PARM VIsayas Chapter members headed by our very own Dr Michelle Beluso-Almeida wore with pride the traditional garments of the Panay Bukidnon. In this way we give duehonor and our respect to one of the two groups of the indigenous peoples of Panay. Vibrant red characterizes their clothing, adorned with elegant hand embroidery called “panubok.” The Panay Bukidnons who live in Central Panay have a great oral tradition, a living epic that is still part of tribal life. These stories which are part of the great epic have been handed down the generations through the “binukot,” the cloistered woman to whom tribal knowledge and wisdom is entrusted. The UNESCO recognizes the Panay Bukidnon epic cycle as a living heritage.
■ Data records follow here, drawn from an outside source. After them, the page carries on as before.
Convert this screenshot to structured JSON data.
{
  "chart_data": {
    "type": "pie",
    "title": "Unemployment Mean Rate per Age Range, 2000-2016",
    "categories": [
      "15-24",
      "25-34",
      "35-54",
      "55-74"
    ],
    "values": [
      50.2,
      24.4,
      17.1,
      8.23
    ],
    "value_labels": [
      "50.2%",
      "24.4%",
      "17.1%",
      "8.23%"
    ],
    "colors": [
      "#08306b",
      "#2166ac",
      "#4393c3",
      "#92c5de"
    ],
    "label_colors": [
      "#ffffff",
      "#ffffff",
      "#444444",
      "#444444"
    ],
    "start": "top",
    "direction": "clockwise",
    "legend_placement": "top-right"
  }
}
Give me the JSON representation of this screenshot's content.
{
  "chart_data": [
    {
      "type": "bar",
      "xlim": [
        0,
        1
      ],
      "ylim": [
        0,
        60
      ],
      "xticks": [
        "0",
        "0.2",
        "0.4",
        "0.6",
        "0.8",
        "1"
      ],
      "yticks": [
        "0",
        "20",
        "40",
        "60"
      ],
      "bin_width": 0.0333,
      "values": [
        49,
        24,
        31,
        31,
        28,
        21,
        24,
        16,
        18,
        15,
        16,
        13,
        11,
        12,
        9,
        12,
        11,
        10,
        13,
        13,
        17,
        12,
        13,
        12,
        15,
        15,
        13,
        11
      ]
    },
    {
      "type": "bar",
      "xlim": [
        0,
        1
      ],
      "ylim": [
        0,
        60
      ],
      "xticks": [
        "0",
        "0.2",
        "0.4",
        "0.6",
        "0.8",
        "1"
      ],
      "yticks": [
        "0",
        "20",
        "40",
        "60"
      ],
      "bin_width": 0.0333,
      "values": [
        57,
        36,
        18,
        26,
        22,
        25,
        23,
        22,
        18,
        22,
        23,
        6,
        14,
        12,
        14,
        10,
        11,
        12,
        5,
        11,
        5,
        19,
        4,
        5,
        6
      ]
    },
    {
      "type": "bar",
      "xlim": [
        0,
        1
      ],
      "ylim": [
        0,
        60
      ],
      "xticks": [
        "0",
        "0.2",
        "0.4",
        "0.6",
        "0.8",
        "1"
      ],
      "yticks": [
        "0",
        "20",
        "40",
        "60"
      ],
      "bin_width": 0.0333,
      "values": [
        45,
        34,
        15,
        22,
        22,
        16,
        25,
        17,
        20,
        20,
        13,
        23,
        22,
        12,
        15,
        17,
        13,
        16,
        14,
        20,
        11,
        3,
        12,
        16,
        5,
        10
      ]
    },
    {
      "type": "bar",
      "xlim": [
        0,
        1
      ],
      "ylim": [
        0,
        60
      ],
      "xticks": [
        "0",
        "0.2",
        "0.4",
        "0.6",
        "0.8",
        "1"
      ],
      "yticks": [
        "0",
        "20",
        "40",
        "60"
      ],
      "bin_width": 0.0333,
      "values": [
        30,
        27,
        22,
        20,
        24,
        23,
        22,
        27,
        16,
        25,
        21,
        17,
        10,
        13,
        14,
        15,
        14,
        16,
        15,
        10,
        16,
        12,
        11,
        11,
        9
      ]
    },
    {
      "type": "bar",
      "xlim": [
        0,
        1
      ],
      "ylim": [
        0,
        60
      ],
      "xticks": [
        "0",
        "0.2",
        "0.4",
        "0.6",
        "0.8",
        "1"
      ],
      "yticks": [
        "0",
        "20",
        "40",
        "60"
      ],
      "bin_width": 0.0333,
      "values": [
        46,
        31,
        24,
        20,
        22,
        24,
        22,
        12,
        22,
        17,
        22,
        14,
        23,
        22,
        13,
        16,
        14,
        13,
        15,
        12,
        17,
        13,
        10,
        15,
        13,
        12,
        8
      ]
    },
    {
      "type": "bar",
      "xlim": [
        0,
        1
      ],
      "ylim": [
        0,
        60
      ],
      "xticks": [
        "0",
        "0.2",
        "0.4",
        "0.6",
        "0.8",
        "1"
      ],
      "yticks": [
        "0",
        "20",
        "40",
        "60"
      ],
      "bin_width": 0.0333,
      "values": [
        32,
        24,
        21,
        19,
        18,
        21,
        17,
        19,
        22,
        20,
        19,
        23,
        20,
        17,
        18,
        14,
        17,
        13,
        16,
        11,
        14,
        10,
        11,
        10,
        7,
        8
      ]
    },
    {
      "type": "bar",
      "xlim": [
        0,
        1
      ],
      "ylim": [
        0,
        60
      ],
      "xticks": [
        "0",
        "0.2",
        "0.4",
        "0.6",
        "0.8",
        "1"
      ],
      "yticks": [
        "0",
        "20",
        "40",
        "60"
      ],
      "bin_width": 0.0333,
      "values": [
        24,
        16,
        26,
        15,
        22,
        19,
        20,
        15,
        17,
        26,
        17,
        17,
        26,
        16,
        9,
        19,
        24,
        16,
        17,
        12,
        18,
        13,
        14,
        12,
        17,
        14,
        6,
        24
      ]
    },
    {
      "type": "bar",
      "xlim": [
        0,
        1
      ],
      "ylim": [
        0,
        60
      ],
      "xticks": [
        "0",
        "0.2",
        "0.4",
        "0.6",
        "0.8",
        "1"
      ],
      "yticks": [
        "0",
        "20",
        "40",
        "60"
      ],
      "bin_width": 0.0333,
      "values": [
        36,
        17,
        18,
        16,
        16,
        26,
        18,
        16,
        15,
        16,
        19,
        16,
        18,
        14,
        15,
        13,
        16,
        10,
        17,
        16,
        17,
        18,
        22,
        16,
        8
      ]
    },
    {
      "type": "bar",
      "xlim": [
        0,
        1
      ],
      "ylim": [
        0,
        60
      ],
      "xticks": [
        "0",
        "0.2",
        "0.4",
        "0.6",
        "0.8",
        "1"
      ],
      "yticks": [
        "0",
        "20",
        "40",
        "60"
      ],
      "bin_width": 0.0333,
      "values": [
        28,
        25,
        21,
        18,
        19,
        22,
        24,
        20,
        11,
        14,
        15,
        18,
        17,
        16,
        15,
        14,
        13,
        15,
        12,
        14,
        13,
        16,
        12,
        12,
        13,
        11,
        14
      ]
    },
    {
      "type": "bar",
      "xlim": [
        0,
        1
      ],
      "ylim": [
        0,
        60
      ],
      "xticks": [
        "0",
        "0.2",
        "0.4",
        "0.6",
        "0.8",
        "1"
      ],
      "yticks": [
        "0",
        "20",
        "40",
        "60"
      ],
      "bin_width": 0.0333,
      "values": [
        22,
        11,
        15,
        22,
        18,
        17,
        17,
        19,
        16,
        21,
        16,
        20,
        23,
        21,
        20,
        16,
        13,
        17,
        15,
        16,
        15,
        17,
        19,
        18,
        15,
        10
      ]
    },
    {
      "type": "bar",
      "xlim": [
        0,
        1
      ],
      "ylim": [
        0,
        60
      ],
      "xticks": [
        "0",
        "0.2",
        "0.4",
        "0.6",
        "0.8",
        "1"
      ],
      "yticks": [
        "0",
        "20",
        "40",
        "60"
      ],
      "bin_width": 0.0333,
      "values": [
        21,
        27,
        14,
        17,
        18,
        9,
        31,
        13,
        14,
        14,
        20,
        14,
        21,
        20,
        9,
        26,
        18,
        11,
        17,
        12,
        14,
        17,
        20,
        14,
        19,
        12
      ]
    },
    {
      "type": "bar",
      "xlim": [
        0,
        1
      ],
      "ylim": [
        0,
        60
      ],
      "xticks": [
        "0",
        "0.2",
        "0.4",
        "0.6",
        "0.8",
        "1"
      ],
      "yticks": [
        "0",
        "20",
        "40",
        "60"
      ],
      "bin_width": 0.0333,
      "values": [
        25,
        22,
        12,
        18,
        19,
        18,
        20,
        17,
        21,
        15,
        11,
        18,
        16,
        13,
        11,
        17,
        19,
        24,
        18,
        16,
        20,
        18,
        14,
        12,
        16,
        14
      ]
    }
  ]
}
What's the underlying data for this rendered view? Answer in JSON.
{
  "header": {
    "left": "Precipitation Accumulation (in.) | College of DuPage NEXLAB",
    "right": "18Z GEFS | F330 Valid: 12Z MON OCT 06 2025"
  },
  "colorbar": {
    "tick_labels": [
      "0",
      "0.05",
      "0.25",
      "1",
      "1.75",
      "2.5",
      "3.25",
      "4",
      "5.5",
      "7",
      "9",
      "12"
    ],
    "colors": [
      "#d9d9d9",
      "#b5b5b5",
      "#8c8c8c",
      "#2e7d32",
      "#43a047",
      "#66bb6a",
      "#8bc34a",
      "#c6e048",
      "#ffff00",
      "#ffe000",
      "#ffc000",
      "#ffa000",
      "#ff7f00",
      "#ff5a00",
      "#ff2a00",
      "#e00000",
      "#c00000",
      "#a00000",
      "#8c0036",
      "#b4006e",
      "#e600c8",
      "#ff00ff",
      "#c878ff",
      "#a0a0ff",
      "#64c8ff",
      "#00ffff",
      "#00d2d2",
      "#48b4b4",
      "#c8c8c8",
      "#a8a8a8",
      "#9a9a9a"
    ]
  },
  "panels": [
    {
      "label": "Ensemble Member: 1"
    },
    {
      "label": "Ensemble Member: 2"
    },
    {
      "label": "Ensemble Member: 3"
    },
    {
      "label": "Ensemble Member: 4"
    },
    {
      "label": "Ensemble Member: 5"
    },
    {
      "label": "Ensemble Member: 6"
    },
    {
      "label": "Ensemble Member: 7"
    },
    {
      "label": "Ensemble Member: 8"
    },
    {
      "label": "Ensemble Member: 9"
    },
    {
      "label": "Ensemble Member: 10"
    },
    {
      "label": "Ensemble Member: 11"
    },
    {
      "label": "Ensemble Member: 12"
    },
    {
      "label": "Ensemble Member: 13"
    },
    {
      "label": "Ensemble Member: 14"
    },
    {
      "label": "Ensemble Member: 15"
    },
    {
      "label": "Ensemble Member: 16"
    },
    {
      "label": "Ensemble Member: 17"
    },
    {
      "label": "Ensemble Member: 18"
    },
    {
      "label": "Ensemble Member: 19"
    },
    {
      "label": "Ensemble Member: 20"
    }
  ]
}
By bringing PARM to Roxas City in Capiz and immersing our participants in the local culture, we re-experience the origins of our rich cultural traditions and gain appreciation of the diversity of customs and ways of life of our brothers and sisters living in the many different islands of the Archipelago. We bring home with us memories of post-colonial heritage sites we have visited, indigenous ways of life which we glimpsed during the balsa ride down the river, the fantastic cultural show, and the surambaw ponsyon, all gifts from the Province of Capiz. The backdrop of our stage showed moving waves that provided a healing calmness while listening to our lectures. During our fellowship night, we were treated to an authentic rendition of a Panay song and dance, and a modern Panay Bukidnon fashion show. We viewed a presentation on the abaca fiber, featuring the mountains of Panay where it is sourced, how they are harvested, dried, and carefully hand-woven in looms. I hope you will bring home also this idea: the abaca fiber is known for its strength and durability. Each strand of abaca represents each one of us, our diversity, and strength which is our heritage as a people.